Beyond Helping Sciences
By: Ethel C. Swartley, Center for World Languages & Cultures
Participating in this community of practice stretched my thinking about what it means to be “community-engaged” in my teaching, and in many ways it showed me how little I knew! Among other things, it helped me to realize that this is not just a matter of “developing practical projects” for classes or “doing deeds for the public good”. Although I’ve always been concerned about social justice, I think my prior teaching engagements in the community were largely limited to these two ways of thinking. If I was teaching a language class and wanted to do an out-of-class project, I needed to justify it by having a language objective, right? In fact, perhaps I was using the community to meet my goals even as I was asking my students to “serve” the needs of the community. I saw this naively as a win-win, but this COP has forced me to ask whether my previous projects have been too simplistic, and too self(DU)-centered.

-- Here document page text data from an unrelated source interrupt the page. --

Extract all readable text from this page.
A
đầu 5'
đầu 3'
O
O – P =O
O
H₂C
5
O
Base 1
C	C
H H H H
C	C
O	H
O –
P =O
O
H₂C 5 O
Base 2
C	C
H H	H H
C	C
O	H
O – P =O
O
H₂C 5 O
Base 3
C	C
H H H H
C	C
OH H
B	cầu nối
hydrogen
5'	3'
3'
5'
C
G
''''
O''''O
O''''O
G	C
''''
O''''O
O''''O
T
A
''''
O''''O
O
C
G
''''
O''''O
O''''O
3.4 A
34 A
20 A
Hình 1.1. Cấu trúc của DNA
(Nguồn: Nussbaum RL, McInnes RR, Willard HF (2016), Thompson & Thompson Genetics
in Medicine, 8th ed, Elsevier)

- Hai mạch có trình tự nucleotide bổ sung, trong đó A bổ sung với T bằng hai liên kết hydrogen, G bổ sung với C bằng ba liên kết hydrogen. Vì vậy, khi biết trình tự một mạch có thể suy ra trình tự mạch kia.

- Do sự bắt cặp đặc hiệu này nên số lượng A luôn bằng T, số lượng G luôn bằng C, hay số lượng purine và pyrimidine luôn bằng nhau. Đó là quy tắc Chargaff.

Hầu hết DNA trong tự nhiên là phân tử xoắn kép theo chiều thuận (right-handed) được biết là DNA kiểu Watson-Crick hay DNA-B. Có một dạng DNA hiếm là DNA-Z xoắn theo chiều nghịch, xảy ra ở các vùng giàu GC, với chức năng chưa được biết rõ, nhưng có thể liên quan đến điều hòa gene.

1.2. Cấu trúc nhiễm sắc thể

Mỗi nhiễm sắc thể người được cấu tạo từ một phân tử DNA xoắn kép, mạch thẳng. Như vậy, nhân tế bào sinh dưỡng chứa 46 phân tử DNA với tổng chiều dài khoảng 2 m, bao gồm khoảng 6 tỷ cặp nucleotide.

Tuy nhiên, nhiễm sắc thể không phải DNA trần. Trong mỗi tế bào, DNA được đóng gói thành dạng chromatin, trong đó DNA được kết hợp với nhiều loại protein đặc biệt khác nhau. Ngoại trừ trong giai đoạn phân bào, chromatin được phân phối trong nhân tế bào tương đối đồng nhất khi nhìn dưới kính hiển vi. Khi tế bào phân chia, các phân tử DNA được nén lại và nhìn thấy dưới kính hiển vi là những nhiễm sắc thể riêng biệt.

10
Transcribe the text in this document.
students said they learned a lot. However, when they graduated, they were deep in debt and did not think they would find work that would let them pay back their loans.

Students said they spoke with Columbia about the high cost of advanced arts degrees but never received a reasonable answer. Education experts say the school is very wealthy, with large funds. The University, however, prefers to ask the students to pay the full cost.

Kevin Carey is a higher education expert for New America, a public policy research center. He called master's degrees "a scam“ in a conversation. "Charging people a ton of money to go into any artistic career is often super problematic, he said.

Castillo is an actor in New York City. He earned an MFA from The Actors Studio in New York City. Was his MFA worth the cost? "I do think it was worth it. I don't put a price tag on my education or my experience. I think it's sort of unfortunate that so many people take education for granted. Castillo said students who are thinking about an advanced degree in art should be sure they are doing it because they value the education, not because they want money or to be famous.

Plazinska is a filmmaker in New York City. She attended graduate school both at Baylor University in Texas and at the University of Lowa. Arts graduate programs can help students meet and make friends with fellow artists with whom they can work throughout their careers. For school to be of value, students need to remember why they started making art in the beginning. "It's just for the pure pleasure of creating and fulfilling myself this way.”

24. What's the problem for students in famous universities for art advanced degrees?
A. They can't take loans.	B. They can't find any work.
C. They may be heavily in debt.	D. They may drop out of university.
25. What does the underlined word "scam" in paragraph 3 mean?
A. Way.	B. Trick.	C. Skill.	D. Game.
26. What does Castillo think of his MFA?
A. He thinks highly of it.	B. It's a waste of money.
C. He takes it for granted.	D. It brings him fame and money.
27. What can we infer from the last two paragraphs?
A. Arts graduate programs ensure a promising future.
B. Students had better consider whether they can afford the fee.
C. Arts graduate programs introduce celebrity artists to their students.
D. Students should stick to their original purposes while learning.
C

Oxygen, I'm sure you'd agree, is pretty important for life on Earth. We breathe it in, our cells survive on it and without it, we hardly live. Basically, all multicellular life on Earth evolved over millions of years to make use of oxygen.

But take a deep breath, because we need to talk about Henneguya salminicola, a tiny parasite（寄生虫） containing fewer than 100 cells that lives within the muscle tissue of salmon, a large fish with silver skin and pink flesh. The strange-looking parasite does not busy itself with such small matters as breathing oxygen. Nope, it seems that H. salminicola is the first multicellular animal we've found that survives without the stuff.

Before joining this group, I wasn’t aware of how much research has been done surrounding the connection between education and community. I think I previously saw community engagement as a means for giving my students opportunities for authentic language practice – a way of giving students practical applications for their learning – or maybe I saw community-engaged learning as mostly the domain of “social work” and the “helping sciences.” Since I started my academic career in the social sciences, I easily saw community engagement as a natural part of those fields. If I thought beyond this, I probably saw community-engaged scholarship as scientists developing things that were good for “real business” or that solved human problems.
Community-engaged practice can, of course, do all of these things, but it is (or should be) much more. Through the COP, I became aware of what broad multidisciplinary research has been done about this topic, and I realized that many colleagues in different fields are asking similar questions and working toward common goals. I felt encouraged because the COP forced me to ask deeper and more valuable questions. We wrestled with the effects our engagement can have (positive or negative) on the communities we connect with, and we questioned the very nature of higher education. These discussions made my earlier assumptions and applications seem very small. Yet, when it was my turn to lead a session, that very sense of my own “smallness” pushed me to research and learn, to dig into why I do what I do in community engagement and to think more “largely” about what I and my students can contribute and how we can be a part of the world as a whole.
I am grateful to the community of practice for challenging me to be humble and always in learning posture.